Alice Walker had been pursuing acting in Los Angeles for only three months and believed that Paleologus, who had told her he was a novelist from New York, could procure an audition for the role of a dominatrix in a Bond movie. "I'm embarrassed at how stupid and naive I was," she testified at Paleologus' trial. She had met Paleologus on Jan. 25, 2003, a few weeks before Johnson's disappearance, while waiting on him at Houston's restaurant in the Century City mall. She agreed to meet him the following day at what turned out to be the other former Café Milano property, on La Cienega Boulevard, to practice—before attending the audition—for the role that would earn her $200,000. Once in the building, he had her pose on her hands and knees and also strut across the dirty Astroturf floors in a white shirt, black miniskirt, nylons, and black stilettos. When Paleologus wrapped and tightened a tie around her neck to complete the outfit, a nervous Walker shoved her thumb between her neck and the garment.
Fabrega said actors should listen to their gut. "There should never be any type of a touching, or there shouldn't be someone saying, 'Oh, we need you to wear specific clothing,' or 'We want you to disrobe.' Those things are all indicators that something is just not quite right," he noted. "[Actors] need to have their instincts be their guide. If they feel uncomfortable, then they should immediately leave, because no job is worth their safety."
Some of the women lured by Paleologus' offer escaped because of precautions they took to preserve their safety. The Los Angeles Times reported that actor Susan Murphy testified she brought her boyfriend to one of Paleologus' phony auditions and arrived not wearing the outfit Paleologus had requested. He angrily showed her the door. CourtTV.com reported that actor Elizabeth Buzzini, whom Paleologus approached at the airport in 1991, had a cocktail with him at a restaurant where producers of the Bond movie would supposedly meet them. When she noticed white powder on the top of her drink, she excused herself, saying she was headed for the restroom, instead reporting to the restaurant's manager that her drink had been drugged and asking him to call the police. Paleologus fled.
Fabrega suggested actors always tell someone responsible where they are going and leave an address and phone number with that person. Jotting down details about the new person's appearance and vehicle, including the make and color of the car and the license plate number, also doesn't hurt. He added that once actors arrive at an audition, they should mentally note the exact location and address because 911 operators receiving calls from cell phones will not have the location at hand. "Remember the main goal is not the job; the main goal is your safety," he said. "If it's too good to be true, it's too good to be true."
For the Johnson murder, Paleologus will serve 25 years to life in prison with the possibility of parole, which according to defense investigator G. Patrick Little indicates a victory for the defense. "If he had gotten convicted of the murder, then he would have gotten the death penalty. So we got him the best possible deal that you could possibly get a human being and still with a possibility that he might get paroled," said Little. The sentencing is scheduled for Sept. 15.

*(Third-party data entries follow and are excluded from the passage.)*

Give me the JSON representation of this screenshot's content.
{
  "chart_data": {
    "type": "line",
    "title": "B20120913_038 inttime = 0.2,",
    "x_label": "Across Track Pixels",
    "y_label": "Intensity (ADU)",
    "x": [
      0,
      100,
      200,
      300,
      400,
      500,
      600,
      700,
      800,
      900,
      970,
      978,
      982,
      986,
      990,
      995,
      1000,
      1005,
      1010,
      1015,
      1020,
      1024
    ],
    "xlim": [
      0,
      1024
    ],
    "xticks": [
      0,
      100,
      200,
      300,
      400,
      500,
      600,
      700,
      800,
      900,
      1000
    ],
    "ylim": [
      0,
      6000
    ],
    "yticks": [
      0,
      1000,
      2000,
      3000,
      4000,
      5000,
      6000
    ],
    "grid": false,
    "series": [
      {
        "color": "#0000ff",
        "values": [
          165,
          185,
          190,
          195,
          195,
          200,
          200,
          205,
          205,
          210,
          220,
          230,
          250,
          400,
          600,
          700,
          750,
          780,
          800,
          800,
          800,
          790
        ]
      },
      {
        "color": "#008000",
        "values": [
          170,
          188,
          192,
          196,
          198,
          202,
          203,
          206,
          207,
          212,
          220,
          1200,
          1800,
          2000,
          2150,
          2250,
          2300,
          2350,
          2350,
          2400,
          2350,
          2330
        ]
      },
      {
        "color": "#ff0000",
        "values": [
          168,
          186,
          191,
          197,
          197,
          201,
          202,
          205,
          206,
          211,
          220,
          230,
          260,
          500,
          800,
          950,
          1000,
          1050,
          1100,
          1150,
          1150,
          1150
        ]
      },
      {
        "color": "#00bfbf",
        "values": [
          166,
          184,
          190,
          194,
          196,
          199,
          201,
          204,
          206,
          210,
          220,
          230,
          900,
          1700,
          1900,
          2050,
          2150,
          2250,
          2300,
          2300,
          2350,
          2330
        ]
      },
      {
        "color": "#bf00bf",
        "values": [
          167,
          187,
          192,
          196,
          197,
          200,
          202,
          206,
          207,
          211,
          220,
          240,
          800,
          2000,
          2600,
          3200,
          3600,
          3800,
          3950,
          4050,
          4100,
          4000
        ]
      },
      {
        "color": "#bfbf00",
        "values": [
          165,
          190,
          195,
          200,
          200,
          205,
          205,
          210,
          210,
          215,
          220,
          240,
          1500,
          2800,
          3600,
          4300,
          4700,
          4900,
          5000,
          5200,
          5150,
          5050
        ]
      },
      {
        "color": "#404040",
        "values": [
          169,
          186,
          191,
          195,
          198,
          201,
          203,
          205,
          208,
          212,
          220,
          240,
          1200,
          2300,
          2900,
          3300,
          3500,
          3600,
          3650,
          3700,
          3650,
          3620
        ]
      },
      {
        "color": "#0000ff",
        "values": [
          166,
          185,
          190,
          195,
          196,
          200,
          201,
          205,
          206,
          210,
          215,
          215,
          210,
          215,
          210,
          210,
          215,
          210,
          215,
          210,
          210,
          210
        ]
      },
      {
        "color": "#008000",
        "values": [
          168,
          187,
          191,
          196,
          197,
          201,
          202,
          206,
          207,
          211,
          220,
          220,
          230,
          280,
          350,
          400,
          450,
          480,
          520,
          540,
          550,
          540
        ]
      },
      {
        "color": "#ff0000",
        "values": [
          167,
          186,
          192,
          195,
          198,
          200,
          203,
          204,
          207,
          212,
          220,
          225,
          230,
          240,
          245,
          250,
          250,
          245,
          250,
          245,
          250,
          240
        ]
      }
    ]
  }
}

Walgren, who said the victim's family was pleased with the plea bargain, saw things differently. "Our victim's family, their main concerns were getting him off the streets forever and having him take some sort of responsibility. They were very pleased with the resolution, very pleased that they were able to bring some closure to this case, so we're very happy," he said. "He should serve the rest of his life in prison."